Molecular tumor boards in pancreatic cancer with liver metastasis: A case report

Figure 1 Contrast-enhanced abdominal magnetic resonance imaging findings of hepatic metastases before and during systemic therapy. A: The baseline imaging demonstrates multiple heterogeneously enhancing hepatic metastases (the arrow indicates a confluent tumor mass); B: After treatment for 7 months, the number and size of the metastatic lesions decreased. The arrow-indicated confluent tumor mass is markedly reduced in size; C: After treatment for 9 months, the lesions further improved (indicated with arrow).

Figure 2 Alterations in serum tumor biomarker levels (carbohydrate antigen 19-9, carcinoembryonic antigen, and protein induced by vitamin K absence II) over the course of treatment. A: Carbohydrate antigen 19-9 levels demonstrate a significant therapeutic response with at least 71% reduction from baseline by month 3 (> 120000 U/mL to 34822.9 U/mL), followed by a marked increase beginning at month 12 (8585.77 U/mL; normal range < 37 U/mL); B: The carcinoembryonic antigen level showed a steep decrease spanning month 1 (declining from 527.48 ng/mL to 136.02 ng/mL), at month 13, it began to increase (11.07 ng/mL; normal range ≤ 5 ng/mL); C: The protein induced by vitamin K absence II level exhibited an initial response (baseline 10818 mAU/mL to 56.28 mAU/mL at month 1) preceding a marked rise to 432.81 mAU/mL at month 13 (normal range < 40 mAU/mL). CA199: Carbohydrate antigen 199; CEA: Carcinoembryonic antigen; PIVKA-II: Protein induced by vitamin K absence II.

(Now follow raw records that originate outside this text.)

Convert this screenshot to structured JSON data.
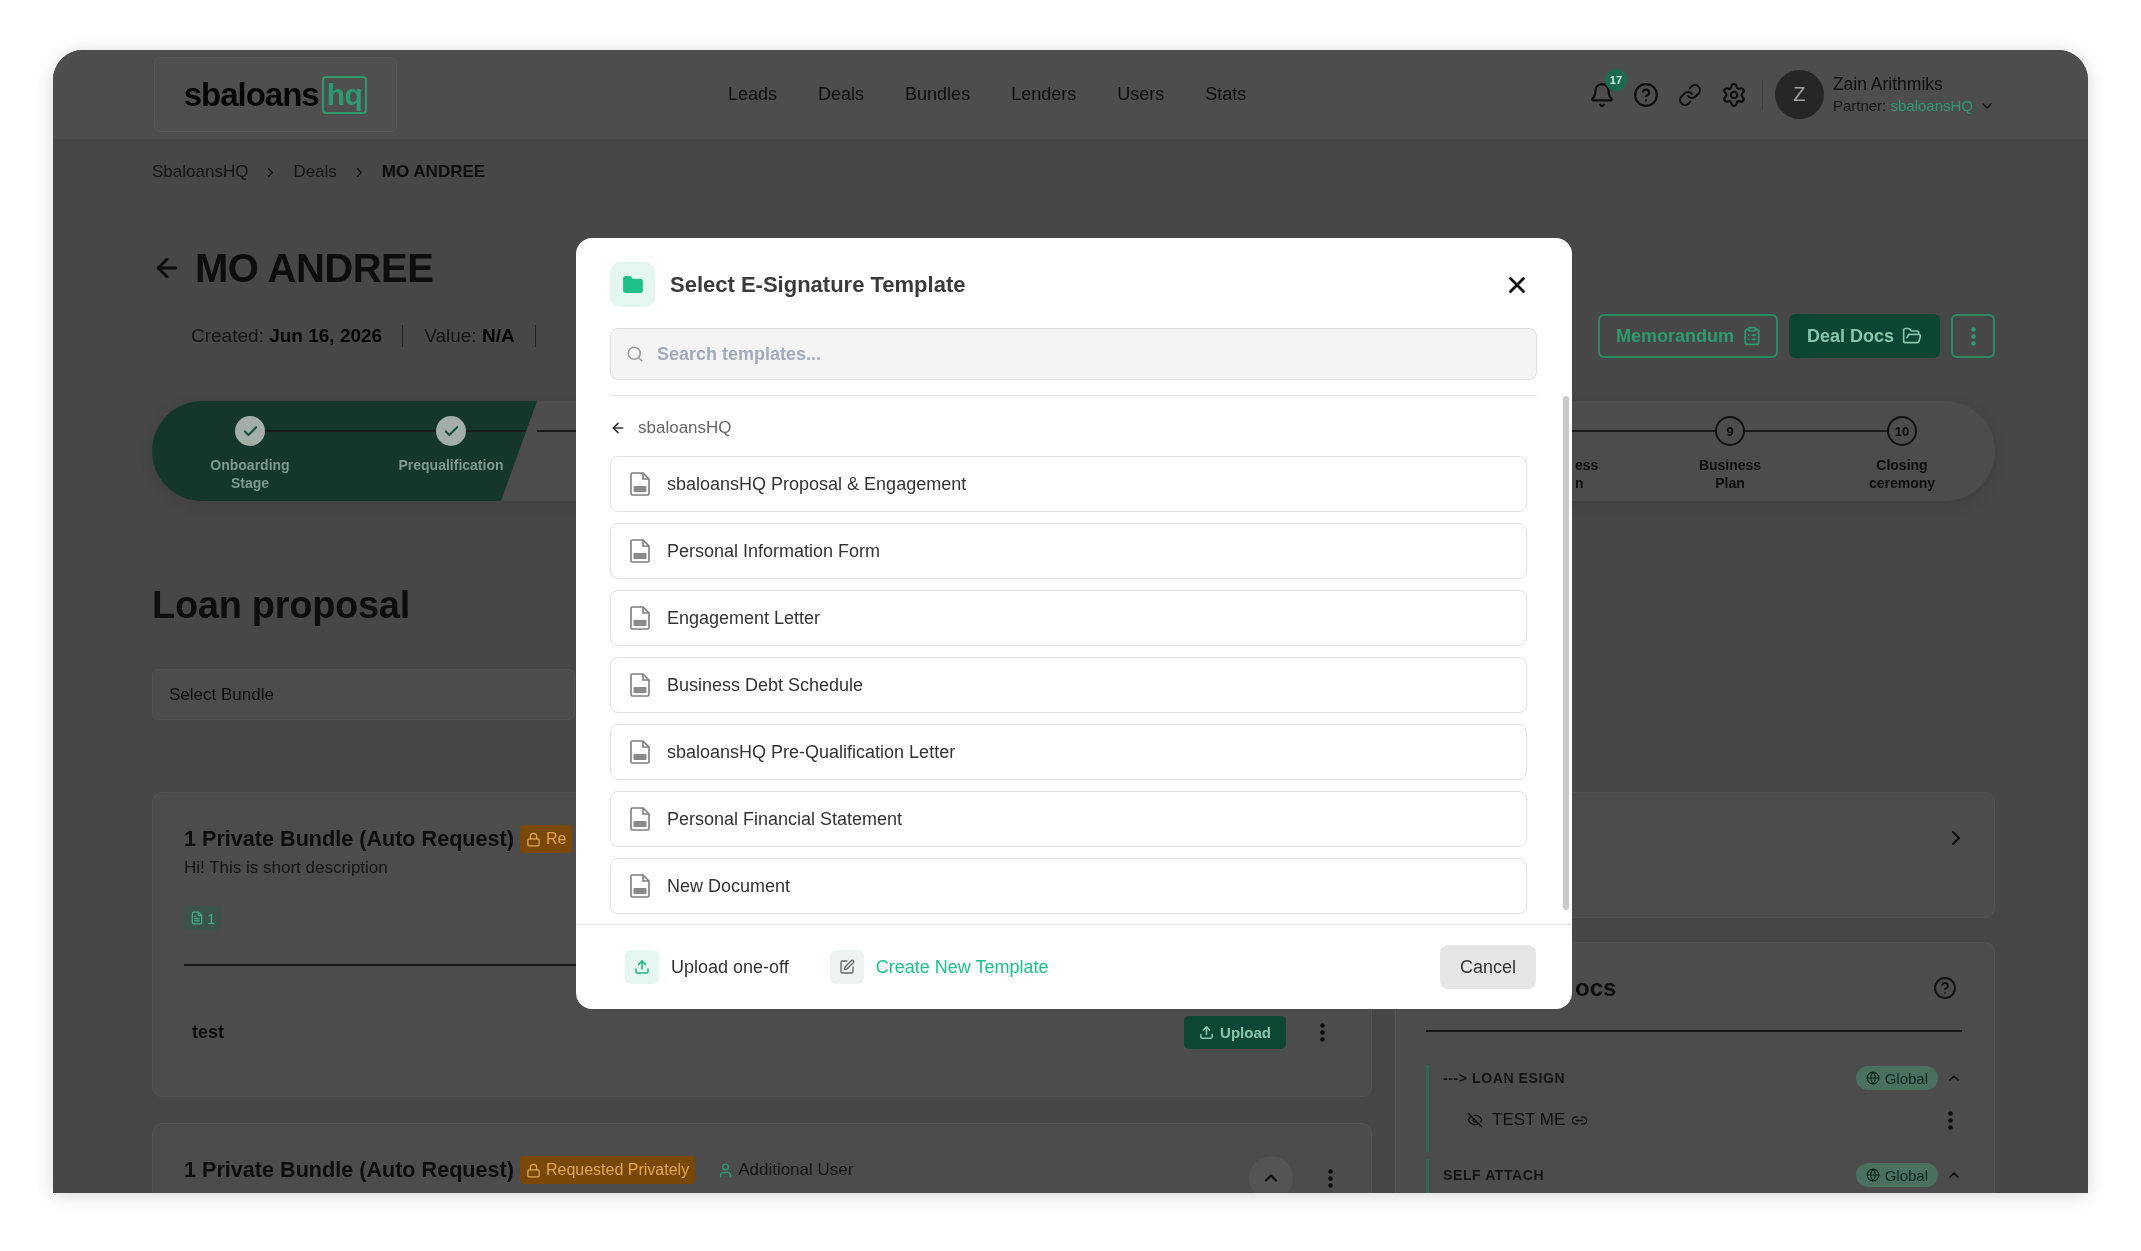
{
  "header": {
    "logo": {
      "text": "sbaloans",
      "badge": "hq"
    },
    "nav": [
      {
        "label": "Leads"
      },
      {
        "label": "Deals"
      },
      {
        "label": "Bundles"
      },
      {
        "label": "Lenders"
      },
      {
        "label": "Users"
      },
      {
        "label": "Stats"
      }
    ],
    "notifications": {
      "count": "17"
    },
    "user": {
      "initial": "Z",
      "name": "Zain Arithmiks",
      "role": "Partner:",
      "partner": "sbaloansHQ"
    }
  },
  "breadcrumb": [
    {
      "label": "SbaloansHQ",
      "current": false
    },
    {
      "label": "Deals",
      "current": false
    },
    {
      "label": "MO ANDREE",
      "current": true
    }
  ],
  "deal": {
    "title": "MO ANDREE",
    "meta": [
      "Created: **Jun 16, 2026**",
      "Value: **N/A**"
    ],
    "actions": [
      {
        "kind": "outline",
        "label": "Memorandum"
      },
      {
        "kind": "filled",
        "label": "Deal Docs"
      },
      {
        "kind": "more"
      }
    ]
  },
  "stepper": {
    "completed": [
      {
        "label": "Onboarding Stage",
        "done": true
      },
      {
        "label": "Prequalification",
        "done": true
      }
    ],
    "cut_label": "ess n",
    "upcoming": [
      {
        "number": "9",
        "label": "Business Plan",
        "done": false
      },
      {
        "number": "10",
        "label": "Closing ceremony",
        "done": false
      }
    ]
  },
  "loan_proposal": {
    "title": "Loan proposal",
    "bundle_select": {
      "placeholder": "Select Bundle"
    },
    "bundles": [
      {
        "title": "1 Private Bundle (Auto Request)",
        "status": "Re",
        "description": "Hi! This is short description",
        "doc_count": "1",
        "documents": [
          {
            "name": "test",
            "action": "Upload"
          }
        ]
      },
      {
        "title": "1 Private Bundle (Auto Request)",
        "status": "Requested Privately",
        "assignee": "Additional User",
        "expanded": true
      }
    ]
  },
  "docs_panel": {
    "title": "ocs",
    "groups": [
      {
        "title": "---> LOAN ESIGN",
        "scope": "Global",
        "expanded": true,
        "items": [
          {
            "name": "TEST ME"
          }
        ]
      },
      {
        "title": "SELF ATTACH",
        "scope": "Global",
        "expanded": true
      }
    ]
  },
  "modal": {
    "title": "Select E-Signature Template",
    "search": {
      "placeholder": "Search templates..."
    },
    "folder": "sbaloansHQ",
    "templates": [
      {
        "name": "sbaloansHQ Proposal & Engagement"
      },
      {
        "name": "Personal Information Form"
      },
      {
        "name": "Engagement Letter"
      },
      {
        "name": "Business Debt Schedule"
      },
      {
        "name": "sbaloansHQ Pre-Qualification Letter"
      },
      {
        "name": "Personal Financial Statement"
      },
      {
        "name": "New Document"
      }
    ],
    "footer": {
      "upload": "Upload one-off",
      "create": "Create New Template",
      "cancel": "Cancel"
    }
  }
}
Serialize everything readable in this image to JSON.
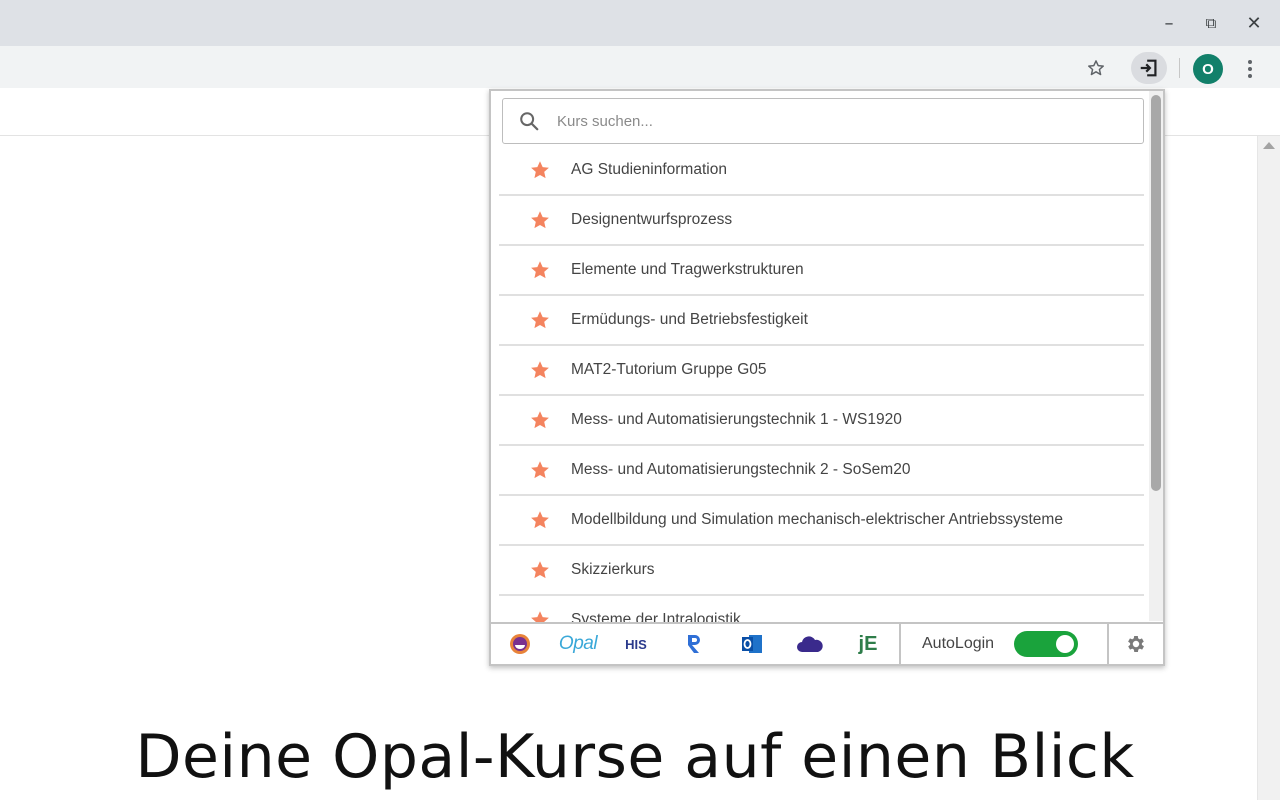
{
  "window": {
    "minimize_glyph": "–",
    "restore_glyph": "⧉",
    "close_glyph": "✕"
  },
  "toolbar": {
    "profile_initial": "O",
    "icons": [
      "star-bookmark-icon",
      "extension-login-icon",
      "profile-avatar",
      "more-menu-icon"
    ]
  },
  "popup": {
    "search": {
      "placeholder": "Kurs suchen...",
      "value": ""
    },
    "courses": [
      "AG Studieninformation",
      "Designentwurfsprozess",
      "Elemente und Tragwerkstrukturen",
      "Ermüdungs- und Betriebsfestigkeit",
      "MAT2-Tutorium Gruppe G05",
      "Mess- und Automatisierungstechnik 1 - WS1920",
      "Mess- und Automatisierungstechnik 2 - SoSem20",
      "Modellbildung und Simulation mechanisch-elektrischer Antriebssysteme",
      "Skizzierkurs",
      "Systeme der Intralogistik"
    ],
    "footer": {
      "links": [
        "mensa-icon",
        "opal-logo",
        "his-logo",
        "r-icon",
        "outlook-icon",
        "cloud-icon",
        "je-logo"
      ],
      "opal_text": "Opal",
      "his_text": "HIS",
      "je_text": "jE",
      "autologin_label": "AutoLogin",
      "autologin_enabled": true
    }
  },
  "caption": "Deine Opal-Kurse auf einen Blick",
  "colors": {
    "star": "#f4845f",
    "toggle_on": "#1aa33c",
    "avatar": "#12806a",
    "titlebar": "#dee1e6"
  }
}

Figure 3 The overall treatment process of the case. The patient was diagnosed with Pancreatic ductal adenocarcinoma, and next-generation sequencing on December 12, 2022, revealed wild-type KRAS. Subsequently, the patient was treated with gemcitabine + albumin-bound paclitaxel + nimotuzomab q4w × 8 cycles, proton radiation 25 times and gemcitabine + tegafur/gimeracil/oteracil potassium + nimotuzomab q4w × 2 sequential cycles. The tumor progressed on October 3, 2023. The patient was then visit our molecular tumor boards clinic. Repeat next-generation sequencing identified homologous recombination deficiency positivity and a pathogenic BRCA2 mutation, prompting the initiation of hepatic arterial infusion chemotherapy (5-fluorouracil + leucovorin + oxaliplatin) + immune checkpoint inhibitors + olaparib. On October 14, 2024, jaundice was observed, with a subsequent confirmation of disease progression. PDAC: Pancreatic ductal adenocarcinoma; NGS: Next-generation sequencing; AG: Gemcitabine + albumin-bound paclitaxel; GS: Gemcitabine + tegafur/gimeracil/oteracil potassium; HRD: Homologous recombination deficiency HAIC: Hepatic arterial infusion chemotherapy; FOLFOX: 5-fluorouracil + leucovorin + oxaliplatin; PSE: Partial splenic embolization.